Per Gabriele Nissim, scrittore e giornalista abituato a girare l’Europa tra conferenze e seminari, questa Praga di inizio febbraio forse avrà trasmesso qualche emozione insolita. Una spessa coltre di neve scricchiolante ha nascosto per qualche giorno gelido i grandi cambiamenti che hanno stravolto quell’atmosfera grigia e mesta che Gabriele ebbe modo di conoscere nell’ormai lontana Praga del 1986. E così, forse, algida e bianca, la città gli sarà sembrata più vicina a quella gabbia di cemento armato e statue dei padri del Marxismo chiamata Repubblica Socialista Cecoslovacca nella quale erano rinchiusi milioni di esseri umani e dove girò di nascosto il documentario “I giovani dell’antipolitica”. 


Come scrittore Orwell aveva un solo difetto: quello di essere troppo intelligente e di aver già previsto, con il suo 1984, dove avrebbe portato l’utopia sovietico-comunista. Due anni dopo il fatidico annus terribilis di Orwell, Gabriele scopriva che, tra l’onnipresente polizia cecoslovacca più o meno segreta, una nuova generazione di giovani, non più gravati dal peso dell’insopportabile delusione del fallimento della Primavera di Praga del 1968 che aveva moralmente annichilito i loro genitori, germogliava vibrando sulle onde elettriche dei suoni ruvidi della jazz section e dei Plastic people of the universe. Ignara degli orrori inflitti ai propri parenti questi giovani dai capelli lunghi e i pantaloni a zampa di elefanti pretendevano gli stessi diritti dei propri coetanei occidentali e la loro lingua era soprattutto la musica moderna diventata strumento immediato e diretto di mediazione dell’aspirazione ai diritti umani ipocritamente riconosciuti anche dal regime cecoslovacco con la convenzione di Helsinki del 1975.


I tempi adesso sono molto diversi da allora. Eppure, sotto la superficie di uno sviluppo tecnologico e ludico a volte anche esasperato, si cela un diffuso disagio giovanile che non trova più risposta nella politica tradizionale. È in questo contesto di disaffezione alla partecipazione attiva alla res publica, a poche settimane dal decesso dell’ex presidente Václav Havel, figura chiave del dissenso cecoslovacco, che torna a farsi forte il messaggio di Charta 77. Grazie a Gabriele Nissim, infatti, alla conferenza “L’eredità di Václav havel, Charta 77 e la Giornata Europea dei Giusti” tenutasi a Praga l’8 febbraio 2012 si sono potuti incontrare alcuni importanti firmatari di Charta 77 come il filosofo Daniel Kroupa o Pavel Bratinka per discutere di fronte a più di 100 persone dell’attualità dell’eredità lasciata dal dissenso che portò alla caduta del regime comunista in Cecoslovacchia.

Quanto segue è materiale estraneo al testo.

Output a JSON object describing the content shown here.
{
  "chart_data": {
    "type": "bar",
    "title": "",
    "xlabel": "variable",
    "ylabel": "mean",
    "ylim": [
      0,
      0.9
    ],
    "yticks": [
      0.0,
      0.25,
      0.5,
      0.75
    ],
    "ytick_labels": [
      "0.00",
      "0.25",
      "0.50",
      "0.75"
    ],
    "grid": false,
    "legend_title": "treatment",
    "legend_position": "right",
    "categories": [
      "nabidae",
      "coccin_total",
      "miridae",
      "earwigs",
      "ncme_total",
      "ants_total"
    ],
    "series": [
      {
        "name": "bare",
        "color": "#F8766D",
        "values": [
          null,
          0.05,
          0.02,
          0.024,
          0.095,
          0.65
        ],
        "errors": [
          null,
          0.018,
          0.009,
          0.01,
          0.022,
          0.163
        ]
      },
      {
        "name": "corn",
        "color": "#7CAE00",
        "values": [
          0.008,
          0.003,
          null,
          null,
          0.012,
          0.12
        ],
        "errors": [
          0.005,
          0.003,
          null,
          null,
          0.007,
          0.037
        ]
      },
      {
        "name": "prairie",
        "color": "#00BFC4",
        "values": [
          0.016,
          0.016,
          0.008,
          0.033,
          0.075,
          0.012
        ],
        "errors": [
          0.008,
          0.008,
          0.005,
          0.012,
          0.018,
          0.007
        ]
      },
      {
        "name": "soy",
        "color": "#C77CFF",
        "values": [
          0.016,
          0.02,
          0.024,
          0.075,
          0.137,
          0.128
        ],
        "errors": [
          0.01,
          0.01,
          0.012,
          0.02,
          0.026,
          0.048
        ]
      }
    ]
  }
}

Un dissenso che oggi può trovare nuova linfa vitale dal messaggio di grandi pensatori come Patočka e Havel studiati e presentati nell’ultima opera di Nissim “La bontà insensata” al fine di fare dell’iniziativa per la Giornata Europea dei Giusti promossa da Gariwo un momento di riflessione sull’eterno tema dei valori morali quale l’opposizione coraggiosa al male e all’ingiustizia. Se un’invasione armata russa non è più un pericolo all’ordine del giorno, non si può negare come oggi, all’ombra di una perdurante crisi economica e finanziaria che impone misure restrittive molto pesanti, il problema della rappresentatività e della legittimità democratica del potere politico sia quanto mai di scottante attualità. Se il regime comunista negava coscientemente ogni istanza di democrazia, oggi, nonostante la libertà di espressione di cui godiamo, la politica odierna sembra parimenti indifferente a queste richieste. Di fronte, allora, ad una politica incapace di trasmettere idee e visioni, ridotta a pura gestione finanziaria delle casse pubbliche, si torna ad avvertire la necessità di costruire, come era nei propositi di Charta 77, una società civile parallela dove dare spazio a questa sete di valori e a questa voglia di futuro. È anche per questo che per me personalmente, come giornalista e scrittore, profondamente deluso dallo stato attuale delle cose, conoscere Gabriele Nissim e lavorare con lui è stato un onore molto grande di cui vado fiero.
 
Infatti, dopo essermi trasferito a Praga sulla scia del boom economico ceco successivo all’adesione all’UE, ho vissuto immerso nel mondo del business italiano votandomi al pragmatismo e alla concretezza. Dentro di me, però, mi rendevo conto che ciò non era sufficiente. Sono bastate poche frasi di Gabriele, appena atterrato a Praga, mentre tra campi innevati e silenti con Monika Burian e Serena Baccaglini, le due istrioniche organizzatrici di ART FOR PUBLIC, ci dirigevamo prudentemente verso la città, per farmi capire che era arrivato il momento di cambiare rotta e di smettere di vergognarsi dell’homo ethicus che c’è in me, che c’è in tutti noi.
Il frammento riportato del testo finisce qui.